The charter aims to help strengthen local food systems and programs to better address food affordability concerns and accessibility. It also helps with policy guidance for elected officials.
Across Canada, food movements have gained popularity and food charters have been adopted by several municipalities.
In September, the Town of Banff signed the food charter as the second municipality in the valley to do so. Improvement District No. 9 was the first to sign on in April 2020.
Work on the food charter first began in 2018. It include a series of workshops and community conversations over the following year-and-a-half that involved food producers, health practitioners, non-profit organizations, cultural groups and residents.
The charter has eight values that aim to support community-based food systems, accessibility, health and social justice among other priorities.
A two-page letter from the BVFA highlighted how the charter aligns with many of the Town of Canmore's priorities such as its strategic plan, affordability, sustainability, Truth and Reconciliation and wildlife co-existence.
“We are also grateful for the ways that the charter has provided opportunities to begin building relationships between Indigenous and non-Indigenous communities as well as between different municipalities across the Bow Valley,” stated the letter signed by Avni Soma, the vice president of BVFA, and Kepkiewicz. “We look forward to continuing to use the charter as a tool to strengthen pre-existing and build new relationships in the future.”

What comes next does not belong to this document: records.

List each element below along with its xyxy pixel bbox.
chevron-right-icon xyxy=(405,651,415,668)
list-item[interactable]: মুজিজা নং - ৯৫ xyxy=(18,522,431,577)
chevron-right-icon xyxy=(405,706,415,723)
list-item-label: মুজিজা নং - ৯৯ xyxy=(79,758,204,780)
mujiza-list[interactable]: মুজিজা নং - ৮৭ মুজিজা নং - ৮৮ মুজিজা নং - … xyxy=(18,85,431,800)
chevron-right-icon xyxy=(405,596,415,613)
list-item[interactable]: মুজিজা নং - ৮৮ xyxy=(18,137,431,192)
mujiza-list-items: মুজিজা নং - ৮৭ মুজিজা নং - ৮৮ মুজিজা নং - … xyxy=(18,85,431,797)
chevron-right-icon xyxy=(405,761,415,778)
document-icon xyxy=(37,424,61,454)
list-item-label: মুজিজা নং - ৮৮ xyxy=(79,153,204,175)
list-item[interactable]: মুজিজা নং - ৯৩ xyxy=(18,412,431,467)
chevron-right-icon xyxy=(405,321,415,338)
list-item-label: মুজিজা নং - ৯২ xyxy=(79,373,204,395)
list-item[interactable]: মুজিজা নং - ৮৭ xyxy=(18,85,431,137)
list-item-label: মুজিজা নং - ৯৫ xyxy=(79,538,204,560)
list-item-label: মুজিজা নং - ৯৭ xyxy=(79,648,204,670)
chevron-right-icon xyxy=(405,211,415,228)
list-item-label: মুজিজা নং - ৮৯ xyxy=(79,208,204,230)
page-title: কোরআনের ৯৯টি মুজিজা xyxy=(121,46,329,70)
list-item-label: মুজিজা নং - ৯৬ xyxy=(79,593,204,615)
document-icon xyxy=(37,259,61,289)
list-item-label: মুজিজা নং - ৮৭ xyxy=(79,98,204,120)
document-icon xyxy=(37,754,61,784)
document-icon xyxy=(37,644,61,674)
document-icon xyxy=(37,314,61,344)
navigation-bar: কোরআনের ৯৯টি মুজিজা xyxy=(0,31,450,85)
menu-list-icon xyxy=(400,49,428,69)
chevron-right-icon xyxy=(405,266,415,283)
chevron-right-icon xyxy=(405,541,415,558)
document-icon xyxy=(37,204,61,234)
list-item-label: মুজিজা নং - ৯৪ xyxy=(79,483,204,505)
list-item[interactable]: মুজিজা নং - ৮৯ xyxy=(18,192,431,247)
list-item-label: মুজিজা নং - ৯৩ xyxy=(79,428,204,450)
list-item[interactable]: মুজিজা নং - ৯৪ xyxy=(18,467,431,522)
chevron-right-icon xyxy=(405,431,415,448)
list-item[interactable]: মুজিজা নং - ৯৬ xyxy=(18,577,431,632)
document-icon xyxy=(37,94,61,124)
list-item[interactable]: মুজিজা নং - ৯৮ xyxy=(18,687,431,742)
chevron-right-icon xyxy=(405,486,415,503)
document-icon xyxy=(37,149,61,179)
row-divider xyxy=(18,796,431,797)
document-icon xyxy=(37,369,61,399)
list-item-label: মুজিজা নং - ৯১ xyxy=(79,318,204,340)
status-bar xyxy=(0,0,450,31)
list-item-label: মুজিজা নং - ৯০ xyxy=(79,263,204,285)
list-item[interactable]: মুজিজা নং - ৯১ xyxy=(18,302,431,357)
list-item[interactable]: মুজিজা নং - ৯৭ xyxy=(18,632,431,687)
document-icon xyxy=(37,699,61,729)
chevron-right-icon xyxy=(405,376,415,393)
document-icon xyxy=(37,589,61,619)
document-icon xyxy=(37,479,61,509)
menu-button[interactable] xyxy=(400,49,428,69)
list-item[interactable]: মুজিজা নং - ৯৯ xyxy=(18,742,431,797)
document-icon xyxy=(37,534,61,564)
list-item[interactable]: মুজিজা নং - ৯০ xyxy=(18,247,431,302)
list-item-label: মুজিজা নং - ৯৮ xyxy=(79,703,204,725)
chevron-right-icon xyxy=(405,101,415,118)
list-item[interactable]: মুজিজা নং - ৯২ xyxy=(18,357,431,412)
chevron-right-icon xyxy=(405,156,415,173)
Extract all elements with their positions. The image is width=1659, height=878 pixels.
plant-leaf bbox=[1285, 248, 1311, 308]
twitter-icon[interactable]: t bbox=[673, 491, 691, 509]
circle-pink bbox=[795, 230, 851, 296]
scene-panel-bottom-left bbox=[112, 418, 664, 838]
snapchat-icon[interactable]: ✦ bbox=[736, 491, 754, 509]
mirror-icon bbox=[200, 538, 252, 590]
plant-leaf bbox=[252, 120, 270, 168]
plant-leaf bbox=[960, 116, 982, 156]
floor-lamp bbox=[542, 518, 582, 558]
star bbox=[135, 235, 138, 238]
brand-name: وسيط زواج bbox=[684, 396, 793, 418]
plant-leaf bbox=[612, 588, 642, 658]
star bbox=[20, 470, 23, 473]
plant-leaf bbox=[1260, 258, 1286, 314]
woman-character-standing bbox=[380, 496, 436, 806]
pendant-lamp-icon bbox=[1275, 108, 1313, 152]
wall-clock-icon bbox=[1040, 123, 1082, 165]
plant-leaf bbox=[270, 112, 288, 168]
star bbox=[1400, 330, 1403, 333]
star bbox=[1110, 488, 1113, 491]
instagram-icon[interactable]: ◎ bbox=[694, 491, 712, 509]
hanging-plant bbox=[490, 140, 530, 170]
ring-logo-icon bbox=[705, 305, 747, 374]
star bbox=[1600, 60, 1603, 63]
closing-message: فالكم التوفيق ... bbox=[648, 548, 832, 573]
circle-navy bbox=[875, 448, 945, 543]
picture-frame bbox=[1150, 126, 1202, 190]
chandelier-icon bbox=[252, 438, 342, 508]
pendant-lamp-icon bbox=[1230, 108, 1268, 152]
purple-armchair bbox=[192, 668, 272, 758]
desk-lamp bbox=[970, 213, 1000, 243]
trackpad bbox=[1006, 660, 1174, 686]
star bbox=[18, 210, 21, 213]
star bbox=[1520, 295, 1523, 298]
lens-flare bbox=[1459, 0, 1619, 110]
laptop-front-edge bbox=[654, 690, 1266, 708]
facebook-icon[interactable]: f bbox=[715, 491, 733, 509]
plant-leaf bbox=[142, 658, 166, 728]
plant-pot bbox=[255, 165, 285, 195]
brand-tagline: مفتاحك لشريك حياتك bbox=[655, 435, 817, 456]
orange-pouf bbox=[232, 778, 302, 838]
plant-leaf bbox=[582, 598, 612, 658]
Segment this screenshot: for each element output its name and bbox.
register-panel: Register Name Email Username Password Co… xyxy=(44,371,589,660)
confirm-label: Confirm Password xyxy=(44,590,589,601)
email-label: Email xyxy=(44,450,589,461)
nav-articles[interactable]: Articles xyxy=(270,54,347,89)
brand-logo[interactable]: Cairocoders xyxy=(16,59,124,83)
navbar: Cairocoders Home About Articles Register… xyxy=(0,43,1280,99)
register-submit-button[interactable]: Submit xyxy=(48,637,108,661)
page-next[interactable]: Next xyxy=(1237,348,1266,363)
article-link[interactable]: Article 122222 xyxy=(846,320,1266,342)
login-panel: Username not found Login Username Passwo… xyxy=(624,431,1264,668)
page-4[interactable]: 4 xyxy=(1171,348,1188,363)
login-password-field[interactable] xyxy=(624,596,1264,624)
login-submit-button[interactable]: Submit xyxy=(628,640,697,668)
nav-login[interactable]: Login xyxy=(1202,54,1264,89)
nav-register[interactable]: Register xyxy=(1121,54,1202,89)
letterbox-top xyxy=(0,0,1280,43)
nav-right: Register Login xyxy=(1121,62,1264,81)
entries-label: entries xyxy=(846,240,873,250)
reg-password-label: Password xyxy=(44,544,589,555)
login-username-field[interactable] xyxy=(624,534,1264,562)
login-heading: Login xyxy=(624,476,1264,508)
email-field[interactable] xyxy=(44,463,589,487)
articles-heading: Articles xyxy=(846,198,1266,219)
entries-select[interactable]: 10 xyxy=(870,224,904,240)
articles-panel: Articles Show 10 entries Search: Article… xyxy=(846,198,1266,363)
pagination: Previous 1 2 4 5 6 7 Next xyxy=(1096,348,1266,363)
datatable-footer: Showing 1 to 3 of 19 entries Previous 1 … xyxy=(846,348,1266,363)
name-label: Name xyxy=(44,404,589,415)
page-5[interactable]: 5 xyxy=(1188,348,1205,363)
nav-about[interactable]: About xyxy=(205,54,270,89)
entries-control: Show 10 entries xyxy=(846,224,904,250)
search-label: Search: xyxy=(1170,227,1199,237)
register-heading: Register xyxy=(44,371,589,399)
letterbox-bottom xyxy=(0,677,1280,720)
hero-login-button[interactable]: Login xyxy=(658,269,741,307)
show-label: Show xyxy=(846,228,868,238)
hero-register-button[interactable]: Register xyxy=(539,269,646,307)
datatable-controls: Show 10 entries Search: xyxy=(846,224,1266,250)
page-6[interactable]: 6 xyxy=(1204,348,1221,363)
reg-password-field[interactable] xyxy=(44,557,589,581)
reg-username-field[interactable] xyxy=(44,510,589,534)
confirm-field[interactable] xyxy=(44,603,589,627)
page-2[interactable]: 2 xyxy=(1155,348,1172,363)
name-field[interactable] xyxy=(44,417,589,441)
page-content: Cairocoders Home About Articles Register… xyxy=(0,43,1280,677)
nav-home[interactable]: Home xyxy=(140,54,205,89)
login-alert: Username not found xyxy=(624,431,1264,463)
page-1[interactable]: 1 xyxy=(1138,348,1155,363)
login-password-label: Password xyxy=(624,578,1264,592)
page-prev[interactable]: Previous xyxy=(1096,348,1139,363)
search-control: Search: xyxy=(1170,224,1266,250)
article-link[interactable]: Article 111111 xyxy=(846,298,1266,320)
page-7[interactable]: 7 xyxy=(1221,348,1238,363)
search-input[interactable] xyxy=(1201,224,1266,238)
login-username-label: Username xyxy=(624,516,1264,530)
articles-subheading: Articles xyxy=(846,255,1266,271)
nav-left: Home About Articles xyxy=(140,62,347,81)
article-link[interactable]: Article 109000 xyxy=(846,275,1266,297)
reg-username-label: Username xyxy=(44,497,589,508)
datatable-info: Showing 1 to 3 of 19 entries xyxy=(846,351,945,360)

In the summer, the BVFA released a pair of research reports that examined the strengths and weaknesses of food security in the Town of Canmore and the MD of Bighorn. The two papers also outlined recommendations to potentially help the two municipalities.
The 22-page paper on Canmore listed 10 strengths such as community gardens, cultural food groups and community meals. However, there were also 10 challenges in affordability, social injustice and disparities.
The paper had 11 recommendations for the Town, among them being supporting diverse food systems, developing and advocating for ecologically regenerative food systems and increasing support for community food programs.
The formal ask for Canmore council to join the charter is expected to come as early as February.
“In my mind, dealing with food security is dealing with affordability, dealing with food insecurity is dealing with climate change, so it’s a necessary part of those discussions,” said Mayor Sean Krausert, noting the Canmore Food and Friends weekly dinner passed the 95,000 dinners served mark on Jan. 17.